One of the hardest things about living through a pandemic is the uncertainty. When will the quarantines end? What will happen when they end? Will there be a second (third, fourth) wave of infections? Will my mom be okay? Or my friend in chemo, or my other friend with diabetes? What about my friends who are struggling financially, the ones who can't work from home, and can't afford their rent?

Under normal circumstances, I have a pretty high tolerance for uncertainty. But circumstances are anything but normal, and I feel a little overwhelmed by the kinds of questions I find myself asking now. They're considerably more existential than my usual musings about dogs, and politics, and dogs, and art, and fitness, and dogs, and easy vegetarian recipes.

And did I mention dogs?

Post-pandemic-sm

One of the the things that preoccupies me is imagining what "normal" will look like post-pandemic. I keep two running lists in my head. The first is made up of things that have become normal during quarantine, but they're things I hate, and I'll be happy to see them go. It's a list of frustrations, really - little things like masks, endless handwashing, and not being able to wander freely; and big things too, like the staggering human toll of covid-19 and the grinding halt that has been brought to our global economy.

I can't change any of that, so I try to focus on the second list instead. It's a list of wonderful things that have become normal during quarantine. I didn't expect to like any of this, but I hope the things on this list never go away. Here's what I have so far:

Being friendly to each other

Here's what happens now when I'm out walking and someone is coming toward me. We both swing wide, maintaining social distance, and it feels awkward, a little embarrassing, so I smile. If I'm wearing a mask, I wave, or say hello, or compliment their cute dog, or wish them a good day. Only sometimes do I manage to do that before they've already greeted me.

It's just friendliness, but it's different now. Everyone does it. No one stares at the ground, or avoids eye contact, or forgets to smile. The need to social distance has made us all keenly aware of each other, attuned to our relative physical positions. As long as we're all paying such close attention to each other, we might as well say hi, right? We might as well be friendly.

I hope we keep seeing each other, even when our health no longer depends on it.

Checking in

I send random texts. I get random texts. I spend more time on the phone talking than I did before. I love that everyone is checking in with each other. "How are you doing?" people keep asking me, and I know what the question really means. "I care about you. You're not alone. I'm here for you even when the world is upside down."

I hope we remember to check in on each other, even after the world rights itself again.

Zoom game nights

From the time my boys were little, we've always had regular game nights, but when my eldest, Dillon, moved to Virginia last year, we stopped. Dillon and his brother (who lives here) still have game nights over the internet, but my husband and I aren't included (for everyone's sake).

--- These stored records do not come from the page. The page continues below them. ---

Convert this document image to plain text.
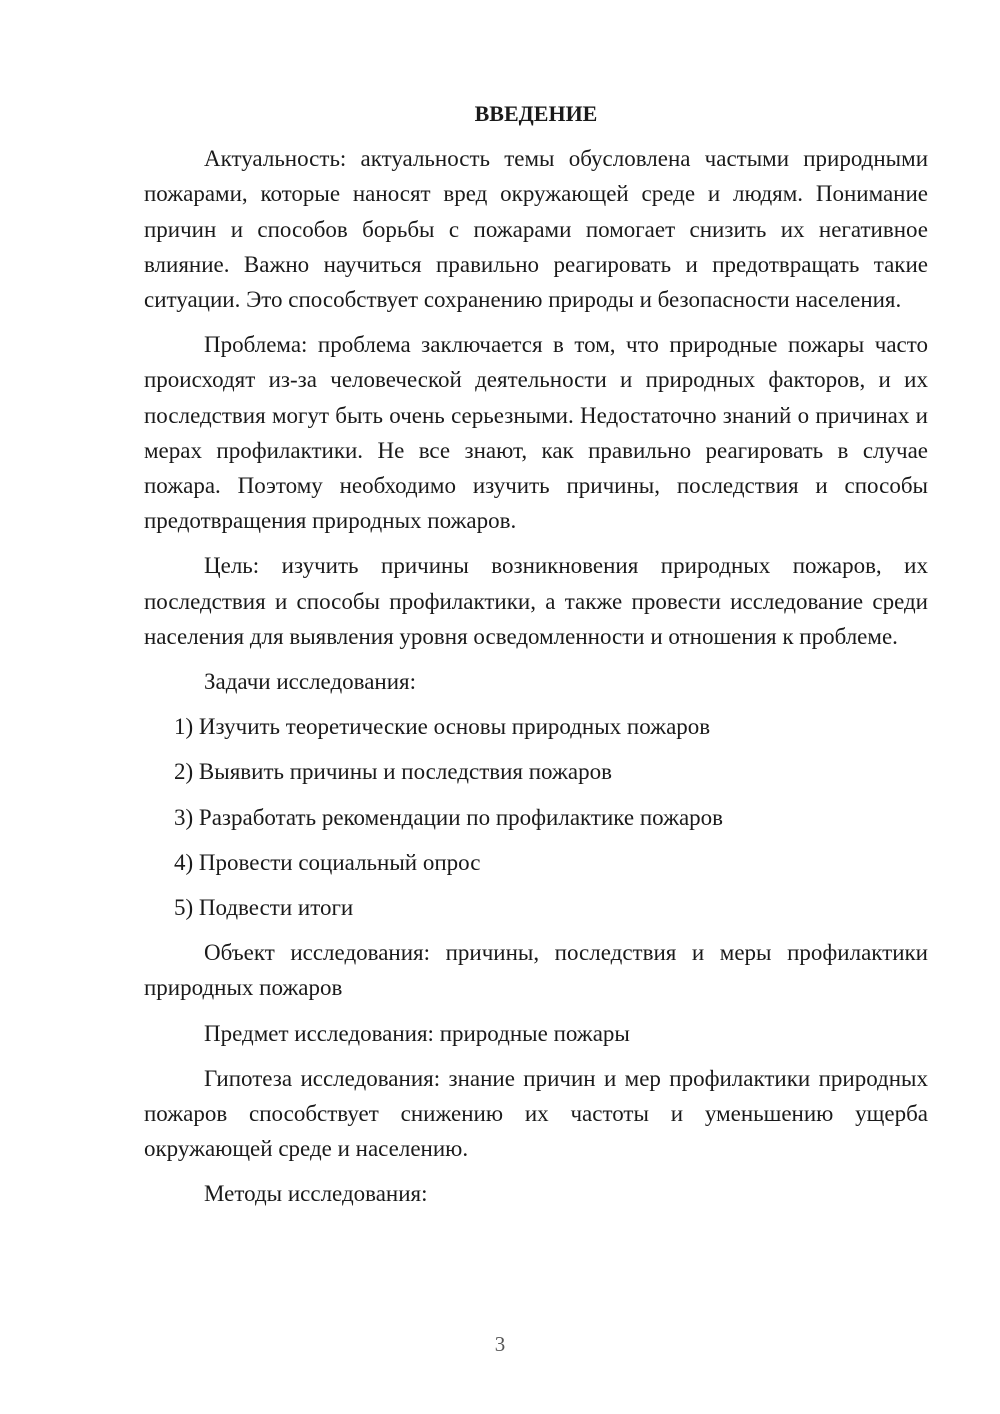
ВВЕДЕНИЕ

Актуальность: актуальность темы обусловлена частыми природными пожарами, которые наносят вред окружающей среде и людям. Понимание причин и способов борьбы с пожарами помогает снизить их негативное влияние. Важно научиться правильно реагировать и предотвращать такие ситуации. Это способствует сохранению природы и безопасности населения.

Проблема: проблема заключается в том, что природные пожары часто происходят из-за человеческой деятельности и природных факторов, и их последствия могут быть очень серьезными. Недостаточно знаний о причинах и мерах профилактики. Не все знают, как правильно реагировать в случае пожара. Поэтому необходимо изучить причины, последствия и способы предотвращения природных пожаров.

Цель: изучить причины возникновения природных пожаров, их последствия и способы профилактики, а также провести исследование среди населения для выявления уровня осведомленности и отношения к проблеме.

Задачи исследования:

1) Изучить теоретические основы природных пожаров
2) Выявить причины и последствия пожаров
3) Разработать рекомендации по профилактике пожаров
4) Провести социальный опрос
5) Подвести итоги

Объект исследования: причины, последствия и меры профилактики природных пожаров

Предмет исследования: природные пожары

Гипотеза исследования: знание причин и мер профилактики природных пожаров способствует снижению их частоты и уменьшению ущерба окружающей среде и населению.

Методы исследования:

3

Enter Zoom. Now, all it takes is four cameras, four computers, about thirteen hours of setup (just kidding, but it's definitely not simple), and we have game night every Sunday, across an entire nation and three time zones.

Best use of technology ever.

Feeling deeply our human connection

I've known ever since my year of fearless love that we are all connected, that (cliche or not) the things that unite us are far more important than the things that divide us. Underneath the trappings of our individual lives, there is the same capacity for joy, the same sorrows, grief, fears, longing. Mostly, we don't look there, beneath the surface of things. We're too busy, too distracted. We lean into our differences. But it seems like now, in this time of great uncertainty, we have an opportunity to stop, to listen to each other with renewed interest and caring, to recognize in each other our shared humanity, our intertwined destinies, our wounded, hopeful hearts.

Of all the things on my list, this one feels the biggest, the most promising. If we were, as a species, able to truly understand the depth and truth of our connection - to each other, and to the planet we live on - empathy would be the predominant emotion, love and acceptance would fuel our interactions.

Just imagine if THAT were our new normal.